A cause de l’épais tapis, le jeune barbu n’entendit pas venir le maître de maison, nu-pieds, enveloppé dans un peignoir d’épongé qui dissimulait mal une protubérance suspecte au-dessus de la cordelière.
L’envoyé de Téhéran détourna vivement les yeux, empourpré. Allah avait des voies bien étranges. Lorsqu’il était gardien à la sinistre prison d’Evin, les gens comme Ishan Kambiz étaient tous les jours flagellés à mort.
— Que veux-tu ? demanda sèchement l’Iranien, furieux d’avoir été dérangé.
— Au nom de Dieu le Miséricordieux, commença l’envoyé d’une voix imperceptible, nouée par le respect, voilà le message que je dois vous transmettre.
Ishan Kambiz écouta jusqu’au bout, partagé entre des sentiments contradictoires. C’était la réponse de son vendeur, enfin. Normalement, il aurait dû sauter dans le premier avion, fou de joie. Seulement, il y avait un fait nouveau. Un ami sûr de la Policia Fédérale — le FBI brésilien — lui avait appris que les Américains s’intéressaient beaucoup à lui, diffusant des avis de recherche dans tous les azimuts. Même avec de faux passeports, c’était risqué de quitter le Brésil en ce moment. D’un autre côté, il ne pouvait pas faire le mort. C’était trop vital.
— Dis-leur que je ne peux pas me déplacer en ce moment, annonça-t-il. Il faut qu’on vienne me voir.

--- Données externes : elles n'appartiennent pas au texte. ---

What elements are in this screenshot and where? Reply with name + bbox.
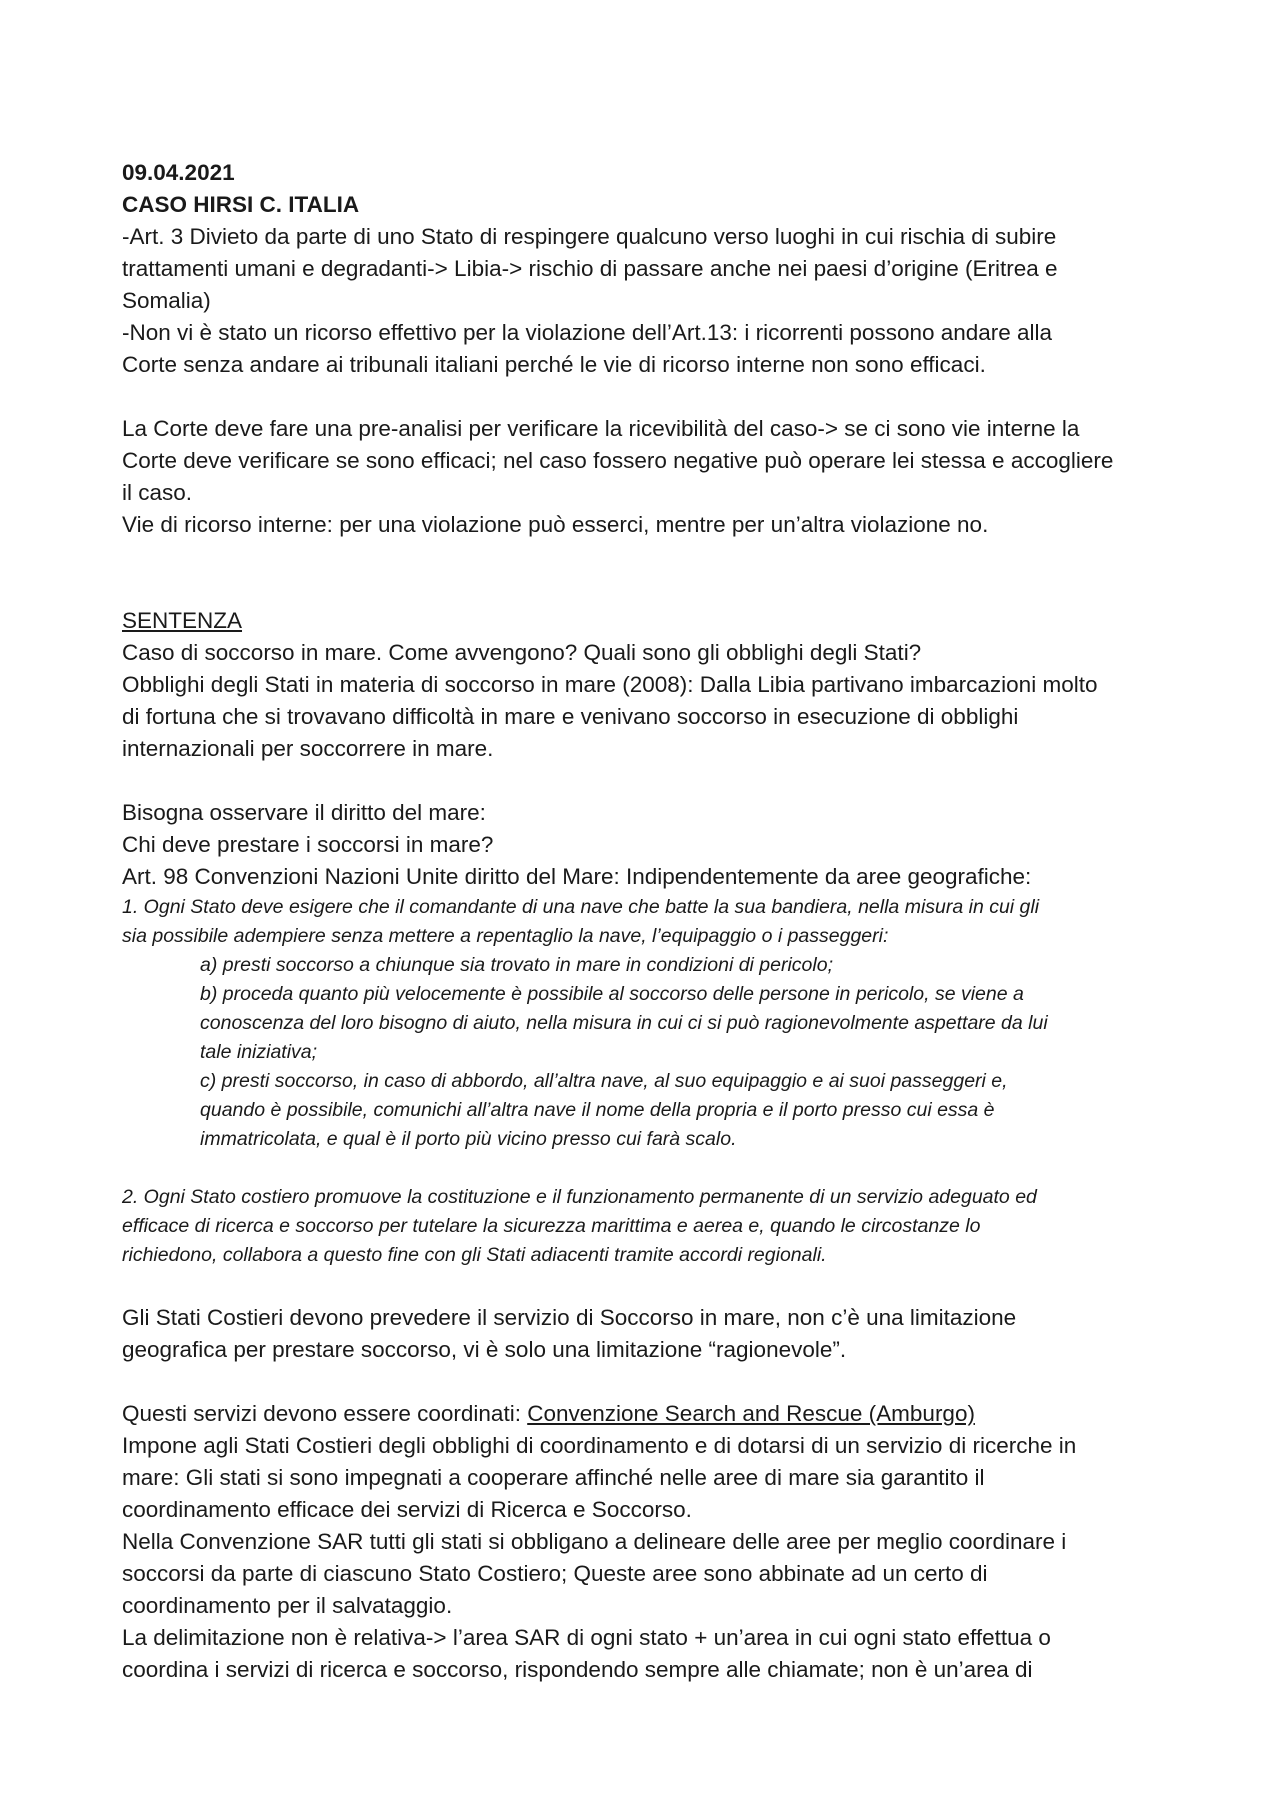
quote-line: richiedono, collabora a questo fine con gli Stati adiacenti tramite accordi regionali. [122, 1244, 827, 1266]
text-line: Obblighi degli Stati in materia di soccorso in mare (2008): Dalla Libia partivano imbarcazioni molto [122, 672, 1098, 697]
quote-item: conoscenza del loro bisogno di aiuto, nella misura in cui ci si può ragionevolmente aspettare da lui [200, 1012, 1048, 1034]
quote-item: c) presti soccorso, in caso di abbordo, all’altra nave, al suo equipaggio e ai suoi passeggeri e, [200, 1070, 1008, 1092]
text-line: Bisogna osservare il diritto del mare: [122, 800, 486, 825]
quote-line: 2. Ogni Stato costiero promuove la costituzione e il funzionamento permanente di un servizio adeguato ed [122, 1186, 1037, 1208]
document-page [122, 157, 1162, 1686]
text-line: La Corte deve fare una pre-analisi per verificare la ricevibilità del caso-> se ci sono vie interne la [122, 416, 1080, 441]
costieri-section [122, 1302, 1162, 1366]
text-line: Caso di soccorso in mare. Come avvengono? Quali sono gli obblighi degli Stati? [122, 640, 922, 665]
intro-section [122, 221, 1162, 381]
text-line: il caso. [122, 480, 193, 505]
quote-line: efficace di ricerca e soccorso per tutelare la sicurezza marittima e aerea e, quando le circostanze lo [122, 1215, 981, 1237]
quote-line: sia possibile adempiere senza mettere a repentaglio la nave, l’equipaggio o i passeggeri: [122, 925, 889, 947]
quote-item: immatricolata, e qual è il porto più vicino presso cui farà scalo. [200, 1128, 737, 1150]
text-line: geografica per prestare soccorso, vi è solo una limitazione “ragionevole”. [122, 1337, 847, 1362]
quote-item: b) proceda quanto più velocemente è possibile al soccorso delle persone in pericolo, se viene a [200, 983, 1024, 1005]
text-line: Vie di ricorso interne: per una violazione può esserci, mentre per un’altra violazione no. [122, 512, 989, 537]
sar-convention-title: Convenzione Search and Rescue (Amburgo) [527, 1401, 975, 1426]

Avant toute transaction sérieuse, il était essentiel de vérifier que la marchandise proposée par les Russes était bien du, plutonium 239 et non une saloperie quelconque sans valeur. Il salua d’un signe de tête, laissant le messager abattu. Un aller-retour Brasilia-Rio dans la journée, ce n’était pas la joie. Même pour la plus grande gloire d’Allah.
Pavel Sakharov attendait le retour de Zakra, en tirant des bouffées hâtives d’un petit cigare, allongé sur un lit de camp, installé dans un des bureaux de l’usine désaffectée. Il se montrait le moins possible à l’Eden. Inutile d’attirer les commentaires. Zakra menait la boîte et les filles d’une main de fer, et, pour le reste, les équipes du racket tournaient toutes seules. Sakharov trouvait cela minable, en pensant à l’enjeu de son affaire à lui. Jusqu’au début de 1991, il avait mené une carrière sans histoire au KGB, grimpant les échelons jusqu’à ses étoiles de général. Affecté à la Troisième Direction, il était directeur adjoint du contre-espionnage au sein des Forces Armées de l’Armée rouge. Autrement dit « super commissaire politique ». Le putsch et les bouleversements subséquents avaient profondément modifié son existence… D’abord, la Troisième Direction avait été dissoute. Pavel Sakharov, qui avait su se tenir à l’écart, et conservait des amis dans tous les camps, avait pu se faire affecter au MSB[14] ex-second Directorate, devenu Service de Sécurité intérieure de la CEI. Sous la houlette de Victor Baranikov, un homme de Boris Eltsine.